燃えつきる

 学生時代の友人と自由が丘でランチをする。彼女は会うと、いつでも私に他の人たちの動向を教えてくれる。それだけ彼女はいい人だから今に至るまで色々と親交があって、私はずぼらな上、性格も悪いときているので彼女くらいしか付き合ってくれないということなのだろう。

 その彼女からいつも話題に上るH嬢なのだが、全ての友人と一切連絡を絶っていたと思ったら、実は長い休職をしてたという。驚いた。H嬢は、新聞記者として大活躍をしていた人だ。署名記事は時々目にしていたがそれだけはなく、例えば、ジャカルタ支局時代には東チモールがらみで数年間危ない橋を渡った後、本社に呼び戻されたとたんにアフガン紛争が始まり「なんとしてでも担当になってやる」と、上を説得するのに奮闘したり、とにかくパワフルな人という印象なのだった。さすがにアフガン行きはタイミングが一足遅く、逃したらしいのであるが。

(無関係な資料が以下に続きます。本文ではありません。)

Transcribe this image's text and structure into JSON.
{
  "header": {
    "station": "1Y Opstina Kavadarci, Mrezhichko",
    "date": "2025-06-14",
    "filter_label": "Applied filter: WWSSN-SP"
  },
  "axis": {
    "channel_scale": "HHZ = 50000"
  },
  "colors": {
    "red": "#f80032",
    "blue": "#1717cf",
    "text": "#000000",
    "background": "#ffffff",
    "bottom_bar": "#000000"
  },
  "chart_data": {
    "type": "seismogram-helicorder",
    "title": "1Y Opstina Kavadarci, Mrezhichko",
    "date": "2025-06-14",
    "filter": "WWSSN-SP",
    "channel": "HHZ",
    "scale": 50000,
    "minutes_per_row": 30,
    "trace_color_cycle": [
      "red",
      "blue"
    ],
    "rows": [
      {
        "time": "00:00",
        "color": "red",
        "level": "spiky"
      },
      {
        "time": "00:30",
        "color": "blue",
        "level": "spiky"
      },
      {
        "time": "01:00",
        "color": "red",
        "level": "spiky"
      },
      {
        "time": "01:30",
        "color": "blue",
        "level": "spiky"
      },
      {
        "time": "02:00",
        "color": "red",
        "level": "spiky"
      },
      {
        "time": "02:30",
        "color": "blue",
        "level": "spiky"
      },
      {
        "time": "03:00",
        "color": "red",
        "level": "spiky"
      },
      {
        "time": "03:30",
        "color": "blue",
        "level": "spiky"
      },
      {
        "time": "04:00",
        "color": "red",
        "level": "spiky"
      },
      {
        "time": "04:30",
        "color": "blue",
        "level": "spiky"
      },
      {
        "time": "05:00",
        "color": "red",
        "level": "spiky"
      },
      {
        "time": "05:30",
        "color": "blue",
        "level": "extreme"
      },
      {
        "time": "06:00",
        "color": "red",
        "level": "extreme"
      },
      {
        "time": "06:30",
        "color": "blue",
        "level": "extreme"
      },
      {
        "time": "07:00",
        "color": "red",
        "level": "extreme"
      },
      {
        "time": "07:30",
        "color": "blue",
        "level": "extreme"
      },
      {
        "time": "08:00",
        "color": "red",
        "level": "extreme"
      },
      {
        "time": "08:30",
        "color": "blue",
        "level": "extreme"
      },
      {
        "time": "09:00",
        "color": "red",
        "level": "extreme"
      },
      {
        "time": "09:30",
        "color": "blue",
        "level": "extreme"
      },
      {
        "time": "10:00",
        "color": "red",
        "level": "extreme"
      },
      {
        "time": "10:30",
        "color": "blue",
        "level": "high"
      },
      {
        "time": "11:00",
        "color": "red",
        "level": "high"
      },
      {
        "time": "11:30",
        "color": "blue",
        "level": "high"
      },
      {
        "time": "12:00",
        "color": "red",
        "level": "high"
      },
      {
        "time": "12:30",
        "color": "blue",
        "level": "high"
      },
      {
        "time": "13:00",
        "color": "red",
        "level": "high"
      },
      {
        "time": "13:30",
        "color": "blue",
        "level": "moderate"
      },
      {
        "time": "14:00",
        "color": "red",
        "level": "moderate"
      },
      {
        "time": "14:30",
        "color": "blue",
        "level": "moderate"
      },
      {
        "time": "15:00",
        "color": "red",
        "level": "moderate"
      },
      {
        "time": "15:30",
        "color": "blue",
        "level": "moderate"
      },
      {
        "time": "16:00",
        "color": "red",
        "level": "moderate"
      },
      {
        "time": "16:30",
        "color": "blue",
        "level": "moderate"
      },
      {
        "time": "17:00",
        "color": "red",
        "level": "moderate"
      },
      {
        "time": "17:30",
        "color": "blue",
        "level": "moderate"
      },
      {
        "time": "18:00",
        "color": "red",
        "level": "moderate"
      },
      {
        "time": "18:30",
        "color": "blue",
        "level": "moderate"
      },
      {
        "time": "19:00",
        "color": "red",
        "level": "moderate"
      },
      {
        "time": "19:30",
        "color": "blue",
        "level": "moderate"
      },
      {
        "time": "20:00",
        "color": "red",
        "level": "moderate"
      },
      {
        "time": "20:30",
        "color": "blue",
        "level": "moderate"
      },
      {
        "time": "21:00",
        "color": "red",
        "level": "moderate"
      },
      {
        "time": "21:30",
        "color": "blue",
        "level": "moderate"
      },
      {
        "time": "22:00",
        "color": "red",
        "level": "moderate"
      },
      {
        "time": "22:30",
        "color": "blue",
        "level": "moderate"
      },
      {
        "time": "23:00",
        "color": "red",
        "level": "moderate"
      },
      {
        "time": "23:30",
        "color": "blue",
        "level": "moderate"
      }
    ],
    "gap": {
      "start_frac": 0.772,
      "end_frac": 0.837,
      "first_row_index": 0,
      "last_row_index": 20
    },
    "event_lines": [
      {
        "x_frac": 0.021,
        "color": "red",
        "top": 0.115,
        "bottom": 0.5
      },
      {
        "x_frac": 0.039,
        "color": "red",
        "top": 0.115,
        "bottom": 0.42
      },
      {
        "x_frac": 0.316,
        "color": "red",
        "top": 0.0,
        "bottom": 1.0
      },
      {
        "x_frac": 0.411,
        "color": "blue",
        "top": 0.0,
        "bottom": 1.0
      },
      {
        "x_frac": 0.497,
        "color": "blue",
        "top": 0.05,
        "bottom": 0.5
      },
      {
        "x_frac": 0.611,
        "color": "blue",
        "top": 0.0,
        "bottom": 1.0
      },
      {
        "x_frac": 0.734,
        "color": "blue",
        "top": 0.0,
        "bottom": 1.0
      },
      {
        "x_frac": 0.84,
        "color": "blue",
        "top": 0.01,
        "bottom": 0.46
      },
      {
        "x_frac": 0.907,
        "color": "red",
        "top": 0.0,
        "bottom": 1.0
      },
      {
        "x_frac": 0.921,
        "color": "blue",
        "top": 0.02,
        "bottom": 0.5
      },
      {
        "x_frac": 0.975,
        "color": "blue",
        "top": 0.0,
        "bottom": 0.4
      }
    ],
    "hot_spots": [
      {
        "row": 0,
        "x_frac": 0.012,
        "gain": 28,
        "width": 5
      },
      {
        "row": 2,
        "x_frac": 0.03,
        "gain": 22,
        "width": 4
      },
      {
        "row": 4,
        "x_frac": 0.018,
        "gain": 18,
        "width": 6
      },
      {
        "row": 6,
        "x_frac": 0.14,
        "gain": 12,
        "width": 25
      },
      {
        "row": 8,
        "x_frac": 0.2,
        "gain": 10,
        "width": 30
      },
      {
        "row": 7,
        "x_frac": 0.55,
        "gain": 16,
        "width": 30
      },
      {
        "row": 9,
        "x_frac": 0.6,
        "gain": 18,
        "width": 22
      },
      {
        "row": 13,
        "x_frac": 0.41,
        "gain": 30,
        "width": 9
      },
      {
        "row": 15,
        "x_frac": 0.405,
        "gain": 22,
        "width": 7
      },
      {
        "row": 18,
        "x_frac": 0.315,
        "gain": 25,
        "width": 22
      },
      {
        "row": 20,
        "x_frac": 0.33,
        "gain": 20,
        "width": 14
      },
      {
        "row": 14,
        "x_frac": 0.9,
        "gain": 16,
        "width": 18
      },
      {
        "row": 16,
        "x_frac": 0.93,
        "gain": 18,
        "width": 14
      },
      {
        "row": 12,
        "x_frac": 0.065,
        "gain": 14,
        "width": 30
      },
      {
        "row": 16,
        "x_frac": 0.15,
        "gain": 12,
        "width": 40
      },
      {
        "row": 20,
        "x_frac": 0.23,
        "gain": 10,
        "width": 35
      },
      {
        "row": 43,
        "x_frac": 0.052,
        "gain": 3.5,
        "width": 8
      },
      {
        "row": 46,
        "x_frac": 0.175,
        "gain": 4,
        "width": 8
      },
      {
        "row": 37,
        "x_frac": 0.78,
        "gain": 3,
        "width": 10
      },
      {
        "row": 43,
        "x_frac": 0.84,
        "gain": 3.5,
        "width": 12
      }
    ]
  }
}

 また、若くして広尾にマンションを購入し、そのお披露目ホームパーティに呼ばれた時のことを彼女がやや興奮気味に「バブル全盛期のトレンディドラマのようだった」と語っていたことも覚えている。モデルルームのようなおしゃれなオープンカウンターのキッチンと10畳以上あろうかと思うリビングルームからルーフバルコニーが続き、テラスにもたれながら夜空に輝く東京タワーを臨める立地。集う客も、国際色豊かなインテリばかりで「こういう世界もあるのね」と英語の達者な友人は言い、私はとにかくマンションのことで「独身女の憧れの城だわ」とため息をついたのであった。

 去年の秋ごろからメールや手紙に全く返事がなくなった。年賀状もなし。ものすごく忙しいか、人とは接触したくない気分なのかもしれない、とあまり気にしないようにしていたのだが、彼女よりももっとH嬢と近しい間柄の別の友人から「Hと全く連絡が取れないのだけれど、何か知っている?」と聞かれて、初めて只事ではないと思ったらしい。何度か直接、広尾に出向いても不在のようで、恐る恐る会社に電話で問い合わせてみたところ、去年の秋からずっと休職していたがこの3月から復職したことが分かった。ただ、記者ではなく事務系の内勤をしているという。電話に出てくれた人は、彼女が学生時代からの友人であることを知って、かなり言葉を選んでいる様子で、具体的なことには何も触れないものの「以前とはかなり違うと思いますが、できればH嬢を励ましてあげて欲しい」というようなことを言われたらしい。

 それで結局、私は今日の話題にするのはやめようと考えていた話をすることになってしまった。私のバイト先で問題になっているKさんという女性のことだ。

 Kさんは、この会社でマーケティングプランナーとして長年バリバリと働いてこられた方なのであるが、一年前あたりから少しづつおかしな言動が出るようになった。周りの人間は、Kさんはこれまであまりに忙しく土日もなく働いてきたから休めばよくなるだろうと、溜まりに溜まった有給休暇の消化を勧めたり、それとなくクライアントの数を減らして負担を軽くするなどしてきた。ところが効果がないどころか、ひどくなるばかり。突然、キレて周囲に当たることがあるかと思えば、パソコンのモニター画面をボーっと何時間も眺めてたり、意味不明のメール、そして少なくとも以前より仕事の絶対量が減っているはずなのに、退社時間が午前4時だったり。

 Kさんのことは昔からよく知っている。以前は全くそんな人ではなかった。ものすごく真面目でいい人だった。今だって落ち着いているときは、そうだ。ただ、いい人過ぎて我がままなクライアントやバカな広告代理店の頼みごともキチンと受けて返すから、益々頼りにされて更に忙しくなって…ここまで来てしまったように思う。マーケティングプランナーの仕事そのものにヤリガイがあることも大きいかったかもしれない。でも、何がきっかけかは分からないが、Kさんの中で何かがぷっつりと切れてしまったのだろう。

 「燃えつきちゃったのね」目の前の友人は言った。「HもKさんという人も」

 まだまだ書きたい続きがあるのだが、とりあえず今はここまで。ただ言えるのは、H嬢もKさんも決して特別じゃないということと、できるだけ早く楽になれるといいなと願っているということだ。